The Board of Directors has adopted a written Related Person Transaction Policy (the Policy) that addresses the reporting, review and approval or ratification of transactions with related persons, and that covers (but is not limited to) those related person transactions and relationships required to be disclosed under Item 404(a) of Regulation S-K of the Securities Exchange Act of 1934, as amended. The Company recognizes that related person transactions can involve potential or actual conflicts of interest and pose the risk that they may be, or be perceived to have been, based on considerations other than the Companys best interests.

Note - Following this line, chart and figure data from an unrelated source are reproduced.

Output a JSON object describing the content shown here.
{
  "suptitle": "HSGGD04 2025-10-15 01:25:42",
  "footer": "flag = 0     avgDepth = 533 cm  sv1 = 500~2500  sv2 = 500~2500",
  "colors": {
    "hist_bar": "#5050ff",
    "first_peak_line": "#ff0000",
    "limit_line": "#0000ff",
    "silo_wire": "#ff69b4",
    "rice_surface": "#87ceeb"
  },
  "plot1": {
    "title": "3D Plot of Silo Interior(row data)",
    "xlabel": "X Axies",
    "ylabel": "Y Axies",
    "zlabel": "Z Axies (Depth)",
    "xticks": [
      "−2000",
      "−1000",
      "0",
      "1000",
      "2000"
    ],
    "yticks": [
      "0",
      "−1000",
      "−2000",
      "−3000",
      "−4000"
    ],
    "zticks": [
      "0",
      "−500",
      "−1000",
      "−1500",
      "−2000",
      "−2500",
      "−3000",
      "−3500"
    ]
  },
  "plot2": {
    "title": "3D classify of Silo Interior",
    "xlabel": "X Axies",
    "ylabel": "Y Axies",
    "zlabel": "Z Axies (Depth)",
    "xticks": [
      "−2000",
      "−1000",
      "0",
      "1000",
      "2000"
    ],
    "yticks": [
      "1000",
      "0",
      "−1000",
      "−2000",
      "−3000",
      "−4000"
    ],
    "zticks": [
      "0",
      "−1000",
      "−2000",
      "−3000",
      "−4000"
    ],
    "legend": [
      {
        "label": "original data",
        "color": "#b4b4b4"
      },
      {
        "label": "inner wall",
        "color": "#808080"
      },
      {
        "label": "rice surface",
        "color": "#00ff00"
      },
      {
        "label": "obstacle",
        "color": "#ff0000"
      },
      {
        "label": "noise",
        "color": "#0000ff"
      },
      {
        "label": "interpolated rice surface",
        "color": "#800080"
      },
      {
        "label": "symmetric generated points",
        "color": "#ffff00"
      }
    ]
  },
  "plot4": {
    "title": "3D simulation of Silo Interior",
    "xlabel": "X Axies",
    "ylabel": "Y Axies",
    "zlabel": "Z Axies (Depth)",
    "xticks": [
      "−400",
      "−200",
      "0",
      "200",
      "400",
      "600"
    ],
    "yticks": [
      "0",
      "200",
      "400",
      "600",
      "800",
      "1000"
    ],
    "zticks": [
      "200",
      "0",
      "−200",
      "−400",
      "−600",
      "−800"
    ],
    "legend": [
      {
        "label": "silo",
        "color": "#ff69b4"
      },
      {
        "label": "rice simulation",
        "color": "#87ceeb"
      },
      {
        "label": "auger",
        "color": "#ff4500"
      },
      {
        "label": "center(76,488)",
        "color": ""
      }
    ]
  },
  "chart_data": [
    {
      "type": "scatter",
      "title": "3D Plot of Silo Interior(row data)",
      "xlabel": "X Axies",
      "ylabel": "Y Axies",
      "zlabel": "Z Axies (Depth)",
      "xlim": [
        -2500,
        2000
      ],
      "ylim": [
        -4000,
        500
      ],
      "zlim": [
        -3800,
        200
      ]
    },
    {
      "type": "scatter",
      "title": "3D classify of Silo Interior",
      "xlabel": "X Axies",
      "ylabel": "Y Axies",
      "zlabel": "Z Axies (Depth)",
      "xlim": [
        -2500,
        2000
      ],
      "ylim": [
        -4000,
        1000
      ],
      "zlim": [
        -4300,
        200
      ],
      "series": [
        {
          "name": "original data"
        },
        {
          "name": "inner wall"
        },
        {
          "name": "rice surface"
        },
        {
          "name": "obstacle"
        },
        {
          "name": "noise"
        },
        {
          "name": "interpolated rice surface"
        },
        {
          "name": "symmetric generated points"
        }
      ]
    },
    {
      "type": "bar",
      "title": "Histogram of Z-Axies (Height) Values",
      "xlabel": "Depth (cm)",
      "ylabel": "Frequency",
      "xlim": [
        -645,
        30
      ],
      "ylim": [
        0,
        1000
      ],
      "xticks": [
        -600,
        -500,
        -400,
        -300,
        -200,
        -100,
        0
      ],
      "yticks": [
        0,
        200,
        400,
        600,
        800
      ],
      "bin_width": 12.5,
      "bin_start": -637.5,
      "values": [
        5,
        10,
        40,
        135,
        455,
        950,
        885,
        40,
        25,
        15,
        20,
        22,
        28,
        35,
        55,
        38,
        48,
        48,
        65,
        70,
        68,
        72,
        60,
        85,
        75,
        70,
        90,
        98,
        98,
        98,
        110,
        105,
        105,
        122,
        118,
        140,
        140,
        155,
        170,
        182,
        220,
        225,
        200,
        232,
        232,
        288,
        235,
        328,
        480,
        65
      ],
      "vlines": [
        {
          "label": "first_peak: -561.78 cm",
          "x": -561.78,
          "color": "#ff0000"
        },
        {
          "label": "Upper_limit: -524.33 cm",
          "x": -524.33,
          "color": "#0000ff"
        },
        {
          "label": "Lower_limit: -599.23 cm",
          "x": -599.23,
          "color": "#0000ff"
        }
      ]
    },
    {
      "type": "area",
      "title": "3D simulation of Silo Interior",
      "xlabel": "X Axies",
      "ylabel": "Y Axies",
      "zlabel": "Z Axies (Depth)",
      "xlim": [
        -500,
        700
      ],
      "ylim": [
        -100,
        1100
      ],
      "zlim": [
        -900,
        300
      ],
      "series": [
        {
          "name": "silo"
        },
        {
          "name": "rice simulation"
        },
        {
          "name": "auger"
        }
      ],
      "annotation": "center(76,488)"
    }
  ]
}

Accordingly, as a general matter, the Company seeks to avoid such transactions. However, the Company recognizes that in some circumstances transactions between related persons and the Company may be incidental to the normal course of business or provide an opportunity that is in the best interests of the Company to pursue or that is not inconsistent with the best interests of the Company and where it is not efficient to pursue an alternative transaction. The Policy therefore is not designed to prohibit related person transactions; rather, it is to provide for timely internal reporting of such transactions and appropriate review, oversight and public disclosure of them. The Policy supplements the provisions of the Companys Standards of Business Conduct concerning potential conflict of interest situations.